Das Projekt #freesolo betrachtet das Spannungsfeld zwischen Autokratie und Demokratie, das Gleichgewicht zwischen Aktion und Reaktion, die Balance zwischen lautstarkem Fordern und behutsamen Zuhören. Dafür hinterfragt das Stegreif Orchester das Solokonzert und den klassischen Orchesterapparat auf seine kontrastreichen Führungsformen. Die Improvisation nimmt dabei eine Hauptrolle ein und bildet durch die Entwicklung von individuellen Solo- bis kollaborativen Gruppenimprovisationen das musikalische Mittel dieses Projekts.
Das erste #improcerto widmet sich dabei der musikalischen Epoche des Barock. Dabei erforscht Stegreif, wie dicht das Netz der Improvisation zwischen harmoniebestimmendem Generalbass und virtuoser Kadenz aufgespannt ist. Das beständige Wandern der Melodie in verschiedene Instrumente und Stimmgruppen wird mit der Frage nach Führung und der Rollenverteilung bei einem Solo vernetzt. Nicht zuletzt wird es in allen drei Teilen der Konzertreihe um aktuelle Formen der Improvisation eines Symphonieorchesters gehen, denn sie bilden den Ausgangspunkt für das Projekt #freesolo.
Das zweite #improcerto widmet sich dabei den musikalischen Epochen Klassik und Romantik. Zwischen ausnotierter Formsprache, motivisch-thematischer Entwicklung und dem Aufbrechen der Sonatenhauptsatzform erforscht Stegreif die Freiheiten in der Musik dieser Zeit. Die Werke der am häufigsten gespielten Ära der klassischen Musik werden dabei mit den Mitteln der Improvisation in einen neuen Kontext gesetzt und somit kritisch hinterfragt.

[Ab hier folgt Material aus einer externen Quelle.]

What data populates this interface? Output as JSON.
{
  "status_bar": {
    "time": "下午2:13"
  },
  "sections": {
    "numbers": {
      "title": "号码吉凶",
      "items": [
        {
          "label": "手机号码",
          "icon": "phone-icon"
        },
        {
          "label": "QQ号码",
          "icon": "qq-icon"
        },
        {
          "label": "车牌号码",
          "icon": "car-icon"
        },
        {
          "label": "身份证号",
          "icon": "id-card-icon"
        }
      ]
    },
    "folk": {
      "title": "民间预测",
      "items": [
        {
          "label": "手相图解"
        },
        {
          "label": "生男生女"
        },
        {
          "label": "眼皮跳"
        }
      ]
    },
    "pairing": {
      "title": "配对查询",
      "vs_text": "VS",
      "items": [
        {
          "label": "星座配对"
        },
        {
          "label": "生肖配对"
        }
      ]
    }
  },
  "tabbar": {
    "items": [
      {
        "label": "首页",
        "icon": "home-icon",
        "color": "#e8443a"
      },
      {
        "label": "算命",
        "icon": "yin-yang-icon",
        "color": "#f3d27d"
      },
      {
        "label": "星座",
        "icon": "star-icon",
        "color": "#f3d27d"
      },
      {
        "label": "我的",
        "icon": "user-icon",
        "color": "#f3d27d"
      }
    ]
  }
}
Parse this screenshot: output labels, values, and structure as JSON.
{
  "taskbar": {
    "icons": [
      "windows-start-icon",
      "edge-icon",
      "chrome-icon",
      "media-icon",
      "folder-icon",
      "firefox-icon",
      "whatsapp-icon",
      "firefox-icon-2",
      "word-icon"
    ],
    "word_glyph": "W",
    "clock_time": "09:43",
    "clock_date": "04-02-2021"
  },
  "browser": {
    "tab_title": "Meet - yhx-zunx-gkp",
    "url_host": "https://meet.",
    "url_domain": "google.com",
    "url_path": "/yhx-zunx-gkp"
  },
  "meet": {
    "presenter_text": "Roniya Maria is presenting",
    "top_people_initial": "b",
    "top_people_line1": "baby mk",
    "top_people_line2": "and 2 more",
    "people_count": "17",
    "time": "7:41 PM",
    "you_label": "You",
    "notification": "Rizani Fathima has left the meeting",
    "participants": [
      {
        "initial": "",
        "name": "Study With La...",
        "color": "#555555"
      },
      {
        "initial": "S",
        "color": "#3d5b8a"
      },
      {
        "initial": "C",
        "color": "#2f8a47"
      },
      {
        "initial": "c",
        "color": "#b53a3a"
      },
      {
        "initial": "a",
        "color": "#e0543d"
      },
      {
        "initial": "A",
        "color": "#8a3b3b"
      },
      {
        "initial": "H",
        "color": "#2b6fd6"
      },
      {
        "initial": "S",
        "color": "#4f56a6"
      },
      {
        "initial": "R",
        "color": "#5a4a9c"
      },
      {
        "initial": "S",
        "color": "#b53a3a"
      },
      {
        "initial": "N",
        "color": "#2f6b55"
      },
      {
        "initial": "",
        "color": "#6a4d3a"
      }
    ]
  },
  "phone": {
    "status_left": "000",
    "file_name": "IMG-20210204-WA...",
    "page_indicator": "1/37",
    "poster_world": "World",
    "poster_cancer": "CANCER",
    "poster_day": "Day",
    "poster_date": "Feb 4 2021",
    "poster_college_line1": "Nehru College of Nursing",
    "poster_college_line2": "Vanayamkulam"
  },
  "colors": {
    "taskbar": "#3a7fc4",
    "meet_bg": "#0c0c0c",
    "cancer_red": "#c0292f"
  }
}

Das dritte #improcerto widmet sich einer Epoche der klassischen Musik, in der die musikalischen Konventionen auf vielerlei Ebenen aufgebrochen werden: dem 20. Jahrhundert. Die Ton- und Lautmalerei des Impressionismus, Aleatorik nach Boulez und Cage, sowie Zwölftontechnik und Mikrotolanität sind dabei nur einige prominente Beispiele für ein umfassendes Um- und Neudenken von Harmonie, Klang, Melodie und Geräusch. An dieser Stelle setzt das #improcerto 3 an und fragt, wie die Improvisation hier ihren Platz findet und dadurch ausgewählte Werke des 20. Jahrhunderts neu kontextualisiert und hinterfragt. Unterschiedliche kammermusikalische Besetzungen sowie Tutti-Passagen wechseln sich mit Solo-Improvisationen ab und versprechen so einen abwechslungsreichen Konzertabend.
Als Composer in Residence entwickelt der Komponist, Pianist und Improvisateur Noam Sivan gemeinsam mit dem Stegreif Orchester ein stilistisches Repertoire, das im Moment entsteht und die aktuelle Musikpraxis hinterfragt.